Step-by-step explanation:

To determine the current price, Macaulay duration, and modified convexity of a 10-year bond with a face value of $1000, an annual coupon rate of 6%, and an annual effective yield rate (i) of 4%, we need to calculate each component step by step:

  1. Current Price: The bond pays a monthly coupon, which means the coupon payment is $1000 x 0.06 / 12 = $5 per month. To get the present value of these coupon payments, we would discount each monthly payment back to the present using the annual effective yield rate. Additionally, we would discount the face value of the bond back to the present. The sum of these present values is the current bond price.
  2. Macaulay Duration: Macaulay duration measures the weighted average time to receive the bond's cash flows. We calculate this by taking the present value of each cash flow multiplied by the time it is received and then dividing by the current price of the bond.
  3. Modified Convexity: This measures the sensitivity of the bond's duration to changes in yield rates. It is calculated by taking the second derivative of the price function with respect to yield, and then normalizing it by the current bond price.

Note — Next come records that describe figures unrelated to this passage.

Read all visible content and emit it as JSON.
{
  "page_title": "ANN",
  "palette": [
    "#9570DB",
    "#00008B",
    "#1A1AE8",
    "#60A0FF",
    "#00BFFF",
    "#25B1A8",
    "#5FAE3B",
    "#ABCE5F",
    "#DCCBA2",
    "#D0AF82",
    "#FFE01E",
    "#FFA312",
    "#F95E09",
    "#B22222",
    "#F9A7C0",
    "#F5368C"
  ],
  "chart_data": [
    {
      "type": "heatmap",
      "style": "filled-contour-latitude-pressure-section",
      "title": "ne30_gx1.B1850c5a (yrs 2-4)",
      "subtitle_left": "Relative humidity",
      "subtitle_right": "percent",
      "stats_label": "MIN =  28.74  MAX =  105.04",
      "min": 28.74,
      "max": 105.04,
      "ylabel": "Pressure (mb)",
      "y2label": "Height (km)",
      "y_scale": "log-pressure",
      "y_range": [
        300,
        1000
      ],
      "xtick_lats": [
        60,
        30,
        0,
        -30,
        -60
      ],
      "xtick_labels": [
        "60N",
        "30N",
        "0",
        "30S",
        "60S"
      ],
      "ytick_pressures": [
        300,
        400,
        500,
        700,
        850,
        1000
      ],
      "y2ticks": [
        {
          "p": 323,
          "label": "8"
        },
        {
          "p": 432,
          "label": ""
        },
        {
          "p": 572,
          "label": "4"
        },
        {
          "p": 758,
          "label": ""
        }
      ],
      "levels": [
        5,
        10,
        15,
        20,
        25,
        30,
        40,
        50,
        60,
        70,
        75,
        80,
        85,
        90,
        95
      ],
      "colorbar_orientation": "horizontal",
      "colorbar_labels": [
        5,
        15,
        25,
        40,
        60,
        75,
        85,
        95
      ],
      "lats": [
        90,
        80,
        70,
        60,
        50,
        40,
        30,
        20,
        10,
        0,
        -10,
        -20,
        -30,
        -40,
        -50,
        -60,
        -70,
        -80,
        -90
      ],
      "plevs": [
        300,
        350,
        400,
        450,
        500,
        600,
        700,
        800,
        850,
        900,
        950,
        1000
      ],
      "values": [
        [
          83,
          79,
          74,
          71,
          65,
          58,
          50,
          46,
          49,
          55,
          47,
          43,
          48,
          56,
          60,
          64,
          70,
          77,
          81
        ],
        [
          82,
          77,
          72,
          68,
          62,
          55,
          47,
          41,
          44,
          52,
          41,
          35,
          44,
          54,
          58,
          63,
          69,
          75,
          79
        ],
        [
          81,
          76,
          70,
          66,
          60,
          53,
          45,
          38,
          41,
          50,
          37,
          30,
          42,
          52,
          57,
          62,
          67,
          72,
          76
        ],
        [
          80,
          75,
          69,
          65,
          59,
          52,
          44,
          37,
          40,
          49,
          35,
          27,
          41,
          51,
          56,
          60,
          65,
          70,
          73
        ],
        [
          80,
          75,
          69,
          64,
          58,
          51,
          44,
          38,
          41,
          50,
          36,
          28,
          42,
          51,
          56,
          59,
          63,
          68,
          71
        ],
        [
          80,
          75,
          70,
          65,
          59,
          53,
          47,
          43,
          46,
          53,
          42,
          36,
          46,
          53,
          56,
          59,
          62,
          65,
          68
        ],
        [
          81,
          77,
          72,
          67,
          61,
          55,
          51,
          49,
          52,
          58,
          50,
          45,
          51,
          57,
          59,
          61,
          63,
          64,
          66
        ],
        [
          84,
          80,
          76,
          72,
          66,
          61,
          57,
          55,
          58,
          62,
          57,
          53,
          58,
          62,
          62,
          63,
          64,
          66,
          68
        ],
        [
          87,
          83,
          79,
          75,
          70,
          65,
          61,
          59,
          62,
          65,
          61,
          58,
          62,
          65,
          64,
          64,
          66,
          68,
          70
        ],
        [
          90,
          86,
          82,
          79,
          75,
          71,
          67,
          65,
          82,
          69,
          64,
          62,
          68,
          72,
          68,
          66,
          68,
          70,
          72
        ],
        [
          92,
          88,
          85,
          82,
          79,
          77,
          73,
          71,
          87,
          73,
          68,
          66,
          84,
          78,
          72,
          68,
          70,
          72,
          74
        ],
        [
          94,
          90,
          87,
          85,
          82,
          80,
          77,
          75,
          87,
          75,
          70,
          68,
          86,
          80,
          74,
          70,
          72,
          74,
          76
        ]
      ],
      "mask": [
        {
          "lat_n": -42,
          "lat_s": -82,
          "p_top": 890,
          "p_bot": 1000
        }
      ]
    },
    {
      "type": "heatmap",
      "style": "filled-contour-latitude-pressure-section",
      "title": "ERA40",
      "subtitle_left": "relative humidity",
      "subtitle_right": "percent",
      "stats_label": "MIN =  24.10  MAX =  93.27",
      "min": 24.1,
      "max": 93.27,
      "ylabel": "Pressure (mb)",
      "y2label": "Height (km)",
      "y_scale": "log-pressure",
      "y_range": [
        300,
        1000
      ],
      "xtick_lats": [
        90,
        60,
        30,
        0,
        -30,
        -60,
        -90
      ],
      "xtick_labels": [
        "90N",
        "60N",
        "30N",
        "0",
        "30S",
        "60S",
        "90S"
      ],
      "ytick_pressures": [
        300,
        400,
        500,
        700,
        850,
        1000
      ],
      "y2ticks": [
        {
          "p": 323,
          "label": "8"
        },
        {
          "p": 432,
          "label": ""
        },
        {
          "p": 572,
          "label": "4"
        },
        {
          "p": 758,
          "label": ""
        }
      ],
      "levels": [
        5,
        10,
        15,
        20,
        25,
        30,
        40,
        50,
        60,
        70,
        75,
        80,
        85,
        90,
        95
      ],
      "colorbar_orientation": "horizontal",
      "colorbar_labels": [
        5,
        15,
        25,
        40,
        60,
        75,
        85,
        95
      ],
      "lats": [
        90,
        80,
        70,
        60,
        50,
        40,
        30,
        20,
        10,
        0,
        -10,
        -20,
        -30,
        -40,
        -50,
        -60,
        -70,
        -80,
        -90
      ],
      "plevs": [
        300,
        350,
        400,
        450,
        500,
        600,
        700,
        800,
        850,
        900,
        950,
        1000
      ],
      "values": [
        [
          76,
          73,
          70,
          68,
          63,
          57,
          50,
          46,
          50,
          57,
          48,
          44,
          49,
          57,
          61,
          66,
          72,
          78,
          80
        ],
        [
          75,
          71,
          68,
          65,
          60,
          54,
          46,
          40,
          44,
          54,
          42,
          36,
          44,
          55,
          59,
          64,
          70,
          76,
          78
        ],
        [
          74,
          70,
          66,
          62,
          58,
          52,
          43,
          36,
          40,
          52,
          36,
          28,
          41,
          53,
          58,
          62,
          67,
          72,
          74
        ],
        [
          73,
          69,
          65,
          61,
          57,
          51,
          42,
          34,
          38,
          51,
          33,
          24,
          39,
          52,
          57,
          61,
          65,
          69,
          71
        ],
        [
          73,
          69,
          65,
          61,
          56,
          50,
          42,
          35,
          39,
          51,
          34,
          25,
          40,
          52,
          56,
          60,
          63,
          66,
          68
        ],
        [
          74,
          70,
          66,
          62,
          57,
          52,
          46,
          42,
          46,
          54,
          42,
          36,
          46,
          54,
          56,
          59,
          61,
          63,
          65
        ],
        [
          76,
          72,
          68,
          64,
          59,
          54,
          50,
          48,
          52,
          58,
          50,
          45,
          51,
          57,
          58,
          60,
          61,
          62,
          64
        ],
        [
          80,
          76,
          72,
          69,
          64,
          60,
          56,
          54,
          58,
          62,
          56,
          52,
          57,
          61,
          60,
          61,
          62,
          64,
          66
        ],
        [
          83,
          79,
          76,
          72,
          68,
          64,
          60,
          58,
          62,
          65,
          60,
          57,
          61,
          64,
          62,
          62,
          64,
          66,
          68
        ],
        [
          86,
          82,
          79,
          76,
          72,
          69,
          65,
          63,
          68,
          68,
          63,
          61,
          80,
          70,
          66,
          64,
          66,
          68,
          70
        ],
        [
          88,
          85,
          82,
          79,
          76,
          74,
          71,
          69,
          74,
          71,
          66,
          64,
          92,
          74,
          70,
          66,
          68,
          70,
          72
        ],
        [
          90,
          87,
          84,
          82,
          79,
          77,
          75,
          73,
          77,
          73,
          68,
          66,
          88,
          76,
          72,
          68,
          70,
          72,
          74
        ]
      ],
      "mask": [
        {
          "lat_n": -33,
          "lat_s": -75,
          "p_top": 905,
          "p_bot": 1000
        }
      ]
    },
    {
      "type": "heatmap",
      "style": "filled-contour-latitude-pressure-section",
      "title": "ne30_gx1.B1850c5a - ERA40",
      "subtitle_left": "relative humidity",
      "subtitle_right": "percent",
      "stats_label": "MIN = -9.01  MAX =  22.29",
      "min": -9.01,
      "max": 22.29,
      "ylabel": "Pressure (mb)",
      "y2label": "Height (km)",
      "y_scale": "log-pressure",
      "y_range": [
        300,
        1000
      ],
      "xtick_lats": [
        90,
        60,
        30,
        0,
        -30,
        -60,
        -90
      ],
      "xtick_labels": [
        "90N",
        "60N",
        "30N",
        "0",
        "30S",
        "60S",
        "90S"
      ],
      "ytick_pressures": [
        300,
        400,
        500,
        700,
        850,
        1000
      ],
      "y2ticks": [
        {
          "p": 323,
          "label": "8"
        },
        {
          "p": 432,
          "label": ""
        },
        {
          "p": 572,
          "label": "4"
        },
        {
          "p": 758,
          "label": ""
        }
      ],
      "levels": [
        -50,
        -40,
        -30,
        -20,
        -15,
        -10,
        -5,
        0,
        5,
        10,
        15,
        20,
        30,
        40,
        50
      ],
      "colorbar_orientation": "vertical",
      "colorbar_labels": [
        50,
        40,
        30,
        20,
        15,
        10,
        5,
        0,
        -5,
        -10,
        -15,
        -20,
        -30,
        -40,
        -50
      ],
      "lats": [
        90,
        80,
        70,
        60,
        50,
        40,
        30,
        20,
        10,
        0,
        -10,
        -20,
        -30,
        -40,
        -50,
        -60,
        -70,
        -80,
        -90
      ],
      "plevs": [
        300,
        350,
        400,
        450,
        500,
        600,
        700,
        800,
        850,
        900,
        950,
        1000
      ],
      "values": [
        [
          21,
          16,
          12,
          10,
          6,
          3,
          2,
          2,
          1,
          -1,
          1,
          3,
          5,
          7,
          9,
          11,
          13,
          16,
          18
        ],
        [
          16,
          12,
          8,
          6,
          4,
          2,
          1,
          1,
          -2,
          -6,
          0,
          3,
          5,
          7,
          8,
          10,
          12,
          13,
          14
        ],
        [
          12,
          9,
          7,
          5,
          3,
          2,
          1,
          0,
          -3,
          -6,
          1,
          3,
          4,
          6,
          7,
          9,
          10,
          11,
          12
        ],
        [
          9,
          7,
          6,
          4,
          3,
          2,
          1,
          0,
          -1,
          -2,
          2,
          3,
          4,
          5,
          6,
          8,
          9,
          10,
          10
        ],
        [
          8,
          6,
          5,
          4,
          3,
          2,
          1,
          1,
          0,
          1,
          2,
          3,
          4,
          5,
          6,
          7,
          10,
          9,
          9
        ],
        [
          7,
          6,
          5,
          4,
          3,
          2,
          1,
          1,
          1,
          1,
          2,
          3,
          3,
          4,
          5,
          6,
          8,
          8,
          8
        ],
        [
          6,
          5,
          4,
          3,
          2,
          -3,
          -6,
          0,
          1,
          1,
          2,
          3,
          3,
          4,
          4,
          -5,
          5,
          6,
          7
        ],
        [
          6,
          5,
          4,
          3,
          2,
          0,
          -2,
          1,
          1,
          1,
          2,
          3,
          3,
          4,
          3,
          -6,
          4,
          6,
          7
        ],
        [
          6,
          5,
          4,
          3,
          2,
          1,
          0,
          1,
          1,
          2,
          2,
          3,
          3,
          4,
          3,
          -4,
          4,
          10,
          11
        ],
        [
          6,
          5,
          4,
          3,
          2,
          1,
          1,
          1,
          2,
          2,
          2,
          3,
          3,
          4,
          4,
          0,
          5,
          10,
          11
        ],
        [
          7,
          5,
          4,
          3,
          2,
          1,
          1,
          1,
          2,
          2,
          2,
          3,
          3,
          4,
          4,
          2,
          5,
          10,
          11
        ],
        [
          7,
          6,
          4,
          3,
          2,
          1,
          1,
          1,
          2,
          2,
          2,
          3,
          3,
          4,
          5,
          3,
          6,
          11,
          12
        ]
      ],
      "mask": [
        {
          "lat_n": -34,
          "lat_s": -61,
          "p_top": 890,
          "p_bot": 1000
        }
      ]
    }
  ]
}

For the second part of the question, if the annual effective yield rate is raised to 4.8%, we use second order approximation, which involves both the duration and convexity of the bond:

  • The price change due to the duration is calculated by multiplying the duration by the change in yield (in decimal form).
  • The price change due to the convexity is calculated by multiplying one-half of the modified convexity by the square of the change in yield (in decimal form).

The estimated new price of the bond is the current price adjusted for these two factors.